What’s missing above all from both the model of Melodrama and from the first-person form is dialogue, conversation, and argument. I naively hold these to be the real building blocks of culture and of the nation itself. In the past, Hollywood has offered some pretty good models for this.
A perfect example is what we think of as the “Capraesque”—a certain view of life in films like You Can’t Take it With You, Mr. Smith Goes to Washington, Mr. Deeds Goes to Town, It’s A Wonderful Life, and others. These films are almost always discussed as solely the work of their director and producer, Frank Capra. But they were actually the product of a close collaboration between the politically conservative, intensely individualistic, Italian immigrant Capra and the politically liberal, socially minded, first-generation American Jewish writer Robert Riskin who wrote all but two of the core Capra films and really laid the template for all of them. Together they created an enduring image of American individualism and American community— one that emphasized pluralism, eccentricity, localism, and the delicate balance of liberty and responsibility.

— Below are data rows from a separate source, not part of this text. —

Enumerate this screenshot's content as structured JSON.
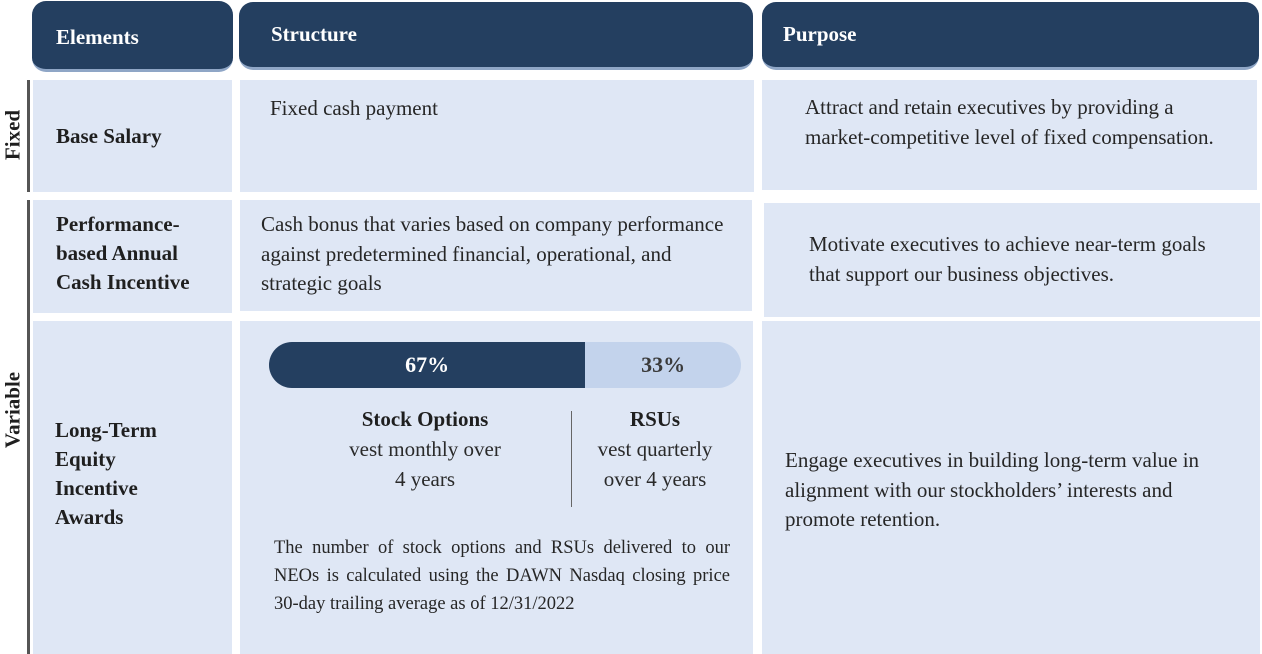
{
  "headers": {
    "elements": "Elements",
    "structure": "Structure",
    "purpose": "Purpose"
  },
  "groups": {
    "fixed": "Fixed",
    "variable": "Variable"
  },
  "rows": [
    {
      "element": "Base Salary",
      "structure": "Fixed cash payment",
      "purpose": "Attract and retain executives by providing a market-competitive level of fixed compensation."
    },
    {
      "element": "Performance-based Annual Cash Incentive",
      "structure": "Cash bonus that varies based on company performance against predetermined financial, operational, and strategic goals",
      "purpose": "Motivate executives to achieve near-term goals that support our business objectives."
    },
    {
      "element": "Long-Term Equity Incentive Awards",
      "purpose": "Engage executives in building long-term value in alignment with our stockholders’ interests and promote retention."
    }
  ],
  "equity_split": {
    "stock_options": {
      "percent_label": "67%",
      "share": 0.67,
      "title": "Stock Options",
      "vesting_line1": "vest monthly over",
      "vesting_line2": "4 years"
    },
    "rsus": {
      "percent_label": "33%",
      "share": 0.33,
      "title": "RSUs",
      "vesting_line1": "vest quarterly",
      "vesting_line2": "over 4 years"
    },
    "note": "The number of stock options and RSUs delivered to our NEOs is calculated using the DAWN Nasdaq closing price 30-day trailing average as of 12/31/2022"
  },
  "colors": {
    "header_navy": "#243f60",
    "cell_fill": "#dfe7f5",
    "bar_light": "#c3d3ec"
  }
}
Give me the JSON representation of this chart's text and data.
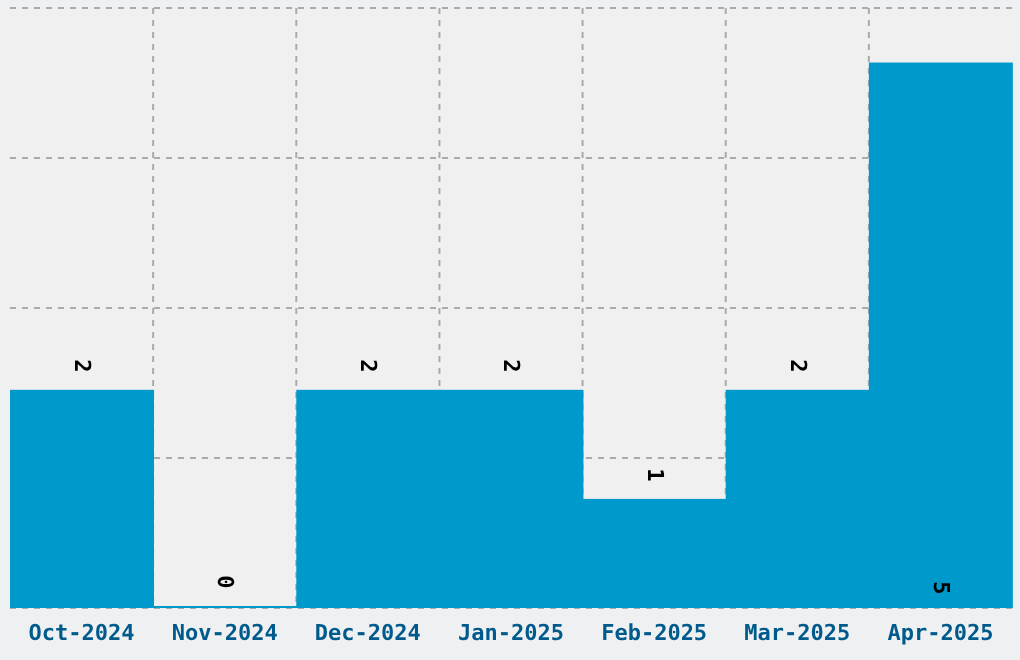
{
  "chart_data": {
    "type": "bar",
    "categories": [
      "Oct-2024",
      "Nov-2024",
      "Dec-2024",
      "Jan-2025",
      "Feb-2025",
      "Mar-2025",
      "Apr-2025"
    ],
    "values": [
      2,
      0,
      2,
      2,
      1,
      2,
      5
    ],
    "color": "#0099cc",
    "data_labels": true,
    "grid": true,
    "tick_labels": "x",
    "ylim": [
      0,
      5.5
    ]
  }
}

Not only do these films themselves serve as great examples of our culture, of an American mythology and our imagined, remembered, and hoped-for community, but they also helped create an enduring inspiration for our civil society. It’s not just the content of the films, their stories, characterization, and great dialogue but rather the conversations between Capra and Riskin that were required to make them that should inspire.
In a time when we are riven as a nation by such deep conflicts of identity and interest, it is precisely the disavowing of Melodramatic certainty, the rejection of the heroic narcissism of the first person and, above all, constant conversation across identity and ideological differences that light the way.
For all is not lost. There’s an unmistakable whiff of sheer political common sense returning in the air, along with a growing fatigue with the endlessly apocalyptic melodrama of super-heroics in our culture. And there is a vast world of emotionally and morally complex, serialized narrative on our screens not equaled since the heyday of the serialized 19th-century novels of Dickens, Tolstoy, and others. So even amidst the chill winds of less-than-free speech, the performative politics of too many of our leaders and the excesses of identitarianism in the culture, I remain optimistic.
But then again, I’m an American—and as Henry James said, Americans only like one kind of story: Tragedies with a happy ending.